Programming Model
Contents
OpenCL support for Nu+
OpenCL defines a platform as a set of computing devices on which the host is connected to. Each device is further divided into several compute units (CUs), each of them defined as a collection of processing elements (PEs). Recall that the target platform is architecturally designed around a single core, structured in terms of a set of at most eight hardware threads. Each hardware threads competes with each other to have access to sixteen hardware lanes, to execute both scalar and vector operations on 32-bit wide integer or floating-point operands.
The computing device abstraction is physically mapped on the nu+ many-core architecture. The nu+ many-core can be configured in terms of the number of cores. Each nu+ core maps on the OpenCL Compute Unit. Internally, the nu+ core is composed of hardware threads, each of them represents the abstraction of the OpenCL processing element.
Execution Model Matching
From the execution model point of view, OpenCL relies on an N-dimensional index space, where each point represents a kernel instance execution. Since the physical kernel instance execution is done by the hardware threads, the OpenCL work-item is mapped onto a nu+ single hardware-thread. Consequently, a work-group is defined as a set of hardware threads, and all work-items in a work-group executes on a single computing unit.
Memory Model Matching
OpenCL partitions the memory in four different spaces:
- the global and constant spaces: elements in those spaces are accessible by all work-items in all work-group.

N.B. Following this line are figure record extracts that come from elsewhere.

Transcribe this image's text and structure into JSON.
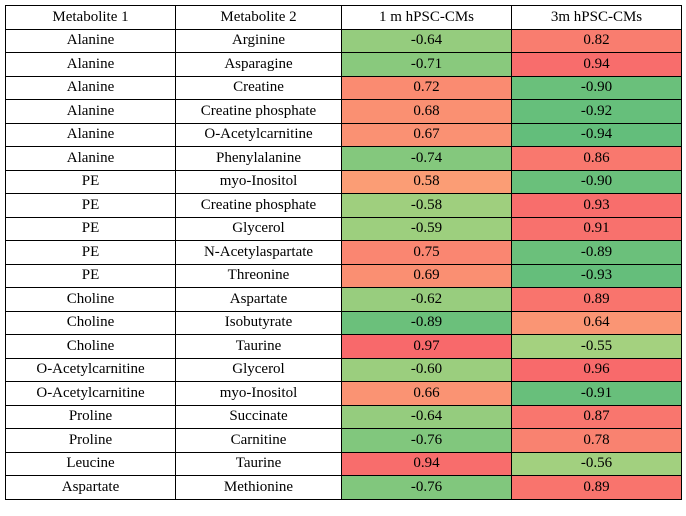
{
  "table": {
    "header": [
      "Metabolite 1",
      "Metabolite 2",
      "1 m hPSC-CMs",
      "3m hPSC-CMs"
    ],
    "rows": [
      [
        "Alanine",
        "Arginine",
        "-0.64",
        "0.82"
      ],
      [
        "Alanine",
        "Asparagine",
        "-0.71",
        "0.94"
      ],
      [
        "Alanine",
        "Creatine",
        "0.72",
        "-0.90"
      ],
      [
        "Alanine",
        "Creatine phosphate",
        "0.68",
        "-0.92"
      ],
      [
        "Alanine",
        "O-Acetylcarnitine",
        "0.67",
        "-0.94"
      ],
      [
        "Alanine",
        "Phenylalanine",
        "-0.74",
        "0.86"
      ],
      [
        "PE",
        "myo-Inositol",
        "0.58",
        "-0.90"
      ],
      [
        "PE",
        "Creatine phosphate",
        "-0.58",
        "0.93"
      ],
      [
        "PE",
        "Glycerol",
        "-0.59",
        "0.91"
      ],
      [
        "PE",
        "N-Acetylaspartate",
        "0.75",
        "-0.89"
      ],
      [
        "PE",
        "Threonine",
        "0.69",
        "-0.93"
      ],
      [
        "Choline",
        "Aspartate",
        "-0.62",
        "0.89"
      ],
      [
        "Choline",
        "Isobutyrate",
        "-0.89",
        "0.64"
      ],
      [
        "Choline",
        "Taurine",
        "0.97",
        "-0.55"
      ],
      [
        "O-Acetylcarnitine",
        "Glycerol",
        "-0.60",
        "0.96"
      ],
      [
        "O-Acetylcarnitine",
        "myo-Inositol",
        "0.66",
        "-0.91"
      ],
      [
        "Proline",
        "Succinate",
        "-0.64",
        "0.87"
      ],
      [
        "Proline",
        "Carnitine",
        "-0.76",
        "0.78"
      ],
      [
        "Leucine",
        "Taurine",
        "0.94",
        "-0.56"
      ],
      [
        "Aspartate",
        "Methionine",
        "-0.76",
        "0.89"
      ]
    ]
  }
}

- the local space: visible only to work-items within a work-group.
- the private space: visible to only a single work-item.

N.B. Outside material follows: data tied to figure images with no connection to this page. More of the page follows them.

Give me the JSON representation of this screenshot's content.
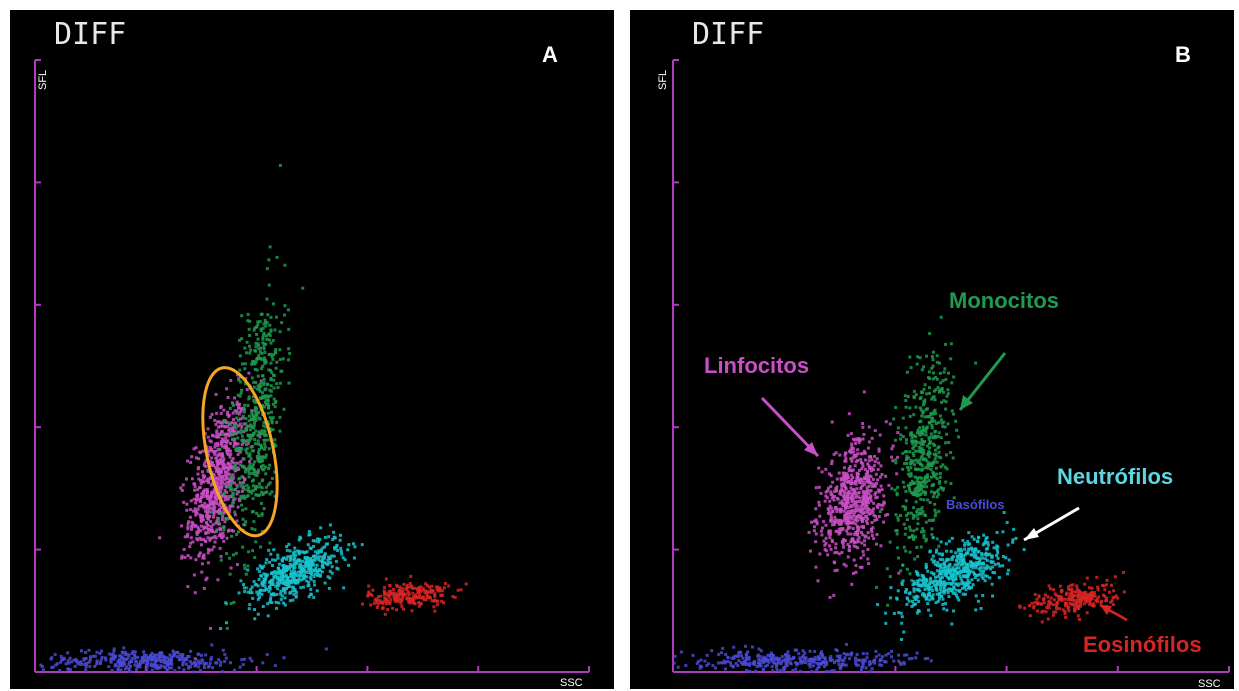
{
  "colors": {
    "axis": "#b03bbf",
    "linfocitos": "#c94fc6",
    "monocitos": "#1f9a4f",
    "neutrofilos": "#17c3cf",
    "eosinofilos": "#d82424",
    "basofilos": "#4a4ad4",
    "highlight": "#f5a623"
  },
  "icons": [
    "arrow-icon"
  ],
  "chart_data": [
    {
      "type": "scatter",
      "title": "DIFF",
      "panel_label": "A",
      "xlabel": "SSC",
      "ylabel": "SFL",
      "xlim": [
        0,
        100
      ],
      "ylim": [
        0,
        100
      ],
      "highlight_ellipse": {
        "cx": 37,
        "cy": 36,
        "rx": 6,
        "ry": 14,
        "rotation": -12
      },
      "series": [
        {
          "color": "linfocitos",
          "cx": 33,
          "cy": 31,
          "sx": 2.6,
          "sy": 6.5,
          "rho": 0.45,
          "n": 700
        },
        {
          "color": "monocitos",
          "cx": 40,
          "cy": 41,
          "sx": 2.6,
          "sy": 11,
          "rho": 0.5,
          "n": 550
        },
        {
          "color": "neutrofilos",
          "cx": 47,
          "cy": 16.5,
          "sx": 4.2,
          "sy": 2.6,
          "rho": 0.6,
          "n": 500
        },
        {
          "color": "eosinofilos",
          "cx": 67.5,
          "cy": 12.5,
          "sx": 3.6,
          "sy": 1.1,
          "rho": 0.2,
          "n": 230
        },
        {
          "color": "basofilos",
          "cx": 20,
          "cy": 1.8,
          "sx": 9,
          "sy": 0.9,
          "rho": 0,
          "n": 350
        }
      ]
    },
    {
      "type": "scatter",
      "title": "DIFF",
      "panel_label": "B",
      "xlabel": "SSC",
      "ylabel": "SFL",
      "xlim": [
        0,
        100
      ],
      "ylim": [
        0,
        100
      ],
      "annotations": [
        "Monocitos",
        "Linfocitos",
        "Neutrófilos",
        "Basófilos",
        "Eosinófilos"
      ],
      "series": [
        {
          "name": "Linfocitos",
          "color": "linfocitos",
          "cx": 32.5,
          "cy": 28,
          "sx": 3,
          "sy": 5,
          "rho": 0.3,
          "n": 650
        },
        {
          "name": "Monocitos",
          "color": "monocitos",
          "cx": 45,
          "cy": 35,
          "sx": 2.5,
          "sy": 8,
          "rho": 0.4,
          "n": 500
        },
        {
          "name": "Neutrófilos",
          "color": "neutrofilos",
          "cx": 50,
          "cy": 16,
          "sx": 4.5,
          "sy": 3,
          "rho": 0.6,
          "n": 550
        },
        {
          "name": "Eosinófilos",
          "color": "eosinofilos",
          "cx": 72.5,
          "cy": 12,
          "sx": 4,
          "sy": 1.3,
          "rho": 0.3,
          "n": 230
        },
        {
          "name": "Basófilos",
          "color": "basofilos",
          "cx": 22,
          "cy": 1.8,
          "sx": 10,
          "sy": 0.9,
          "rho": 0,
          "n": 350
        }
      ]
    }
  ]
}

The target-platform is provided of a DDR memory, that is the device memory in OpenCL nomenclature. Consequently, variables are physically mapped on this memory. The compiler itself, by looking at the address-space qualifier, verifies the OpenCL constraints are satisfied.
Each nu+ core is also equipped with a Scratchpad Memory, an on-chip non-coherent memory portion exclusive to each core. This memory is compliant with the OpenCL local memory features
Finally, each hardware thread within the nu+ core has a private stack. This memory section is private to each hardware thread, that is the OpenCL work-item, and cannot be addressed by others. As a result, each stack acts as the OpenCL private memory.
Programming Model Matching
OpenCL supports two kinds of programming models, data- and task-parallel. A data-parallel model requires that each point of the OpenCL index space executes a kernel instance. Since each point represents a work-item and these are mapped on hardware threads, the data-parallel requirements are correctly satisfied. Please note that the implemented model is a relaxed version, without requiring a strictly one-to-one mapping on data.
A task-parallel programming model requires kernel instances are independently executed in any point of the index space. In this case, each work-item is not constrained to execute the same kernel instance of others. The compiler frontend defines a set of builtins that may be used for this purpose. Moreover, each nu + core is built of 16 hardware lanes, useful to realise a lock-step execution. Consequently, OpenCL support is realised to allow the usage of vector types. As a result, the vector execution is supported for the following data types:
- charn, ucharn, are respectively mapped on vec16i8 and vec16u8, where n=16. Other values of n are not supported.
- shortn, ushortn, are respectively mapped on vec16i16 and vec16i32, where n=16. Other values of n are not supported.
- intn, uintn, are respectively mapped on vec16i32 and vec16u32, where n=16. Other values of n are not supported.
- floatn, mapped on vec16f32, where n=16. Other values of n are not supported.
OpenCL Runtime Design
OpenCL APIs are a set of functions meant to coordinate and manage devices, those provide support for running applications and monitoring their execution. These APIs also provides a way to retrieve device-related information.
The following Figure depicts the UML Class diagram for the OpenCL Runtime as defined in the OpenCL specification. Grey-filled boxes represent not available features due to the absence of hardware support.
The custom OpenCL runtime relies on two main abstractions:
- Low-level abstractions, not entirely hardware dependent, provide device-host communication support.
- High-level abstractions, according to OpenCL APIs, administrate the life cycle of a kernel running onto the device.
OpenCL Runtime Execution Flow
The following Figure summarizes the OpenCL runtime implementation, focusing on the execution flow through different levels of the layered architecture.
The host application communicates with high-level APIs. All lower levels are hidden to it, thus, the programmer cannot directly access to the device, the only way is to pass through the filter provided by the APIs. All of these restrictions are compliant with common software engineering principles.